Crony Capitalism Comes to Vermont

Textbook capitalism is an economic system where the government establishes some basic rules, such as rights to property, enforcement of contracts, liability for damages, an independent judiciary to settle disputes, and a stable and predictable tax system. The government also provides a basic transportation infrastructure, backs a stable currency, and brings lawbreakers to justice.

Given these ground rules and public services, individuals and corporations invest their funds, produce goods and services, and offer them on the market. If consumers respond, they earn a return on their investment. In such a system it doesn't matter who you know. The rules apply fairly and equally to all, and who succeeds and who fails is determined in the marketplace.

Now consider "crony capitalism", the traditional name that describes most non-communist Third World economies (plus, one might argue, Arkansas and Louisiana). In such countries the only way to have your business succeed is to become a crony of the political leadership, through family and social ties, bribes, kickbacks, and political support.

With the passage of the "economic progress act" of 1993, the "economic advancement incentives" of 1998, and the "downtowns bill" of 1998, all coupled with Act 250 (1970), Vermont is on the way to a unique Yankee brand of "crony capitalism". The difference between Vermont and, say, Brazil is that in Vermont, at least for now, state permission, assistance, and subsidies will be given out for high-minded public reasons, not for corrupt individual benefit. But the aspiring entrepreneur who has no interest in cozying up to Vermont's political leadership will have just as much success as his or her counterpart in Mexico or Brazil.

The goal of the people who are bringing crony capitalism to Vermont is to control economic activity "for the people." And here is how it works. First, the barriers to new enterprise must be raised - raised so high that no one can afford the time and money to get over them without government support. Business taxes are a barrier, but not an insurmountable one. The real barrier is the state's byzantine, costly, expert-intensive, arbitrary, and seemingly endless regulatory process. This process features Act 250, wetlands rules, labor and industry rules, workmen's compensation rules, and many others (most recently, new rules about curb cuts onto public highways). This is a state where it takes 25-30 permits to run a little grocery. Not only are there numerous permits and rules to be complied with, but the enforcing bureaucrats often seem to feel little urgency about giving timely and definitive answers to applicants, even when the fate of a small business owner's enterprise is hanging in the balance.

Once the barriers have been raised to daunting levels, the friendly state government offers assistance - provided the applicant does all the politically correct things. That assistance may include payroll tax credits, R&D tax credits, workforce development credits, export incentive credits, small business credits, training assistance and property tax stabilization. Also available are pointed messages from "upstairs" to the regulatory bureaucracy that a project should go forward, or be stopped. Husky is the classic example of a major project that sailed through the process, because the Governor created a high-level task force to see that it did. The proposed gas station at Exit 9 of I-91 is the current example of the opposite; the Governor vowed that it will never be built.

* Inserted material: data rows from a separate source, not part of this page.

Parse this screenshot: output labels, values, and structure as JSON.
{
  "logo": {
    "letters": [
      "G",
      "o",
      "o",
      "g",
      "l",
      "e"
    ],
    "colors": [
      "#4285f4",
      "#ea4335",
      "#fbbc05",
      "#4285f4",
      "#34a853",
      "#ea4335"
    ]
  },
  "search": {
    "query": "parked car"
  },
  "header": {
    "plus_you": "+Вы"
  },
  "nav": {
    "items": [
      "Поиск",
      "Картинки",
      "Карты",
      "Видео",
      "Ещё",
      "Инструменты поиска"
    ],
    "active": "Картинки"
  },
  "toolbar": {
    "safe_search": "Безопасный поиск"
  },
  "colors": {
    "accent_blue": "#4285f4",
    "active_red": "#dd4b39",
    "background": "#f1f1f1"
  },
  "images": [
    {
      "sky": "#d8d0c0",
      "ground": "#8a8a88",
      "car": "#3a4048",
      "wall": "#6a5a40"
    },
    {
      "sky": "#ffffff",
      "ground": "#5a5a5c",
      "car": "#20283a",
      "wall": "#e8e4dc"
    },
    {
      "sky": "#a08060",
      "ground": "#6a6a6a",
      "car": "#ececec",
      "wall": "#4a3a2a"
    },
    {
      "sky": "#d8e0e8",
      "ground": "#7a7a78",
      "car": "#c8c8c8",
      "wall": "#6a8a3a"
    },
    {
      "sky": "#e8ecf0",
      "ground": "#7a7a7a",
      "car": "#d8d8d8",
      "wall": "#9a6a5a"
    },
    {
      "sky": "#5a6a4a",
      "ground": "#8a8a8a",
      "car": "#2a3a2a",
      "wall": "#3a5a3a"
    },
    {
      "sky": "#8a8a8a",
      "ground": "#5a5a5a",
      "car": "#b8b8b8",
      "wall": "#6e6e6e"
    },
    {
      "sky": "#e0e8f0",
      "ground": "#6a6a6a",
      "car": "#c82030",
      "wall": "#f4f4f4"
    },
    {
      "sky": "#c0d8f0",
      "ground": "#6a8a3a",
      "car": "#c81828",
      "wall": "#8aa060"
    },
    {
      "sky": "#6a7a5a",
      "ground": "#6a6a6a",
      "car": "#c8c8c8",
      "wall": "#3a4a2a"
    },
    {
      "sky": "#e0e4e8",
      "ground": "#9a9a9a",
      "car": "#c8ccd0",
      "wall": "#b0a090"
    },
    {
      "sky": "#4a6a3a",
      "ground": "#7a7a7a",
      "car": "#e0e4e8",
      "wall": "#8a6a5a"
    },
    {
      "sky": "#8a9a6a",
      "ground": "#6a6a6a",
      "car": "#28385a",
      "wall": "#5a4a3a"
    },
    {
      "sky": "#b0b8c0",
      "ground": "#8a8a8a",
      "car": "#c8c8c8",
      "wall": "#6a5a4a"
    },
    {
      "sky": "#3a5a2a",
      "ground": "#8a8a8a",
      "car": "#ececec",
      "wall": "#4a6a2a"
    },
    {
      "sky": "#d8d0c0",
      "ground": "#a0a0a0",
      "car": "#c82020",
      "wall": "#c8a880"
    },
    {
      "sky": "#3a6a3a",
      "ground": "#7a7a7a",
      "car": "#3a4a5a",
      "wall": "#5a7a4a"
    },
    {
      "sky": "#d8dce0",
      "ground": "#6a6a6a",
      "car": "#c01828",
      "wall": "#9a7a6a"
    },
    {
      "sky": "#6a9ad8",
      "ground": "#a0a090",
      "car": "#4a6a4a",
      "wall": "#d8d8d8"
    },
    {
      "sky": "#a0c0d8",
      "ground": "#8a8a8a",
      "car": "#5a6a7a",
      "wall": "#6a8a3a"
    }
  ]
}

But these benefits to business don't come without a price. The price is that the applicant must locate the business where the state wants it, hire Vermont residents, pay high wages, offer extensive benefits, use Vermont resources, comply with state plans, be receptive to union organizing, and "strengthen the quality of life". Making contributions to organizations which promote these goals couldn't hurt, either. For most of the tax benefits the applicant must prove that he or she satisfies all these requirements to the "Vermont Economic Progress Council", nine appointees of the Governor who serve at his pleasure and are not confirmed by the Senate. This device is only one step removed from Gov. Howard Dean's original 1993 proposal that anyone wishing to enjoy the benefits of the "economic progress" tax credits had to obtain the governor's personal approval.

Is this "crony capitalism"? Well, if you can't overcome the many barriers Vermont's tax and regulatory system impose without obtaining special government benefits and advantages, it's hard to see why it's not. And no matter how high minded it may seem at first, the inevitable result of such a system is not capitalism. It is a corrupted pseudo-capitalism that will drive off the entrepreneurs who despise making political deals to ensure business success. It will encourage those most eager to get rich by making mutually profitable deals with those in power in the government. At least Vermont's version is likely to be much less violent than Guatemala's.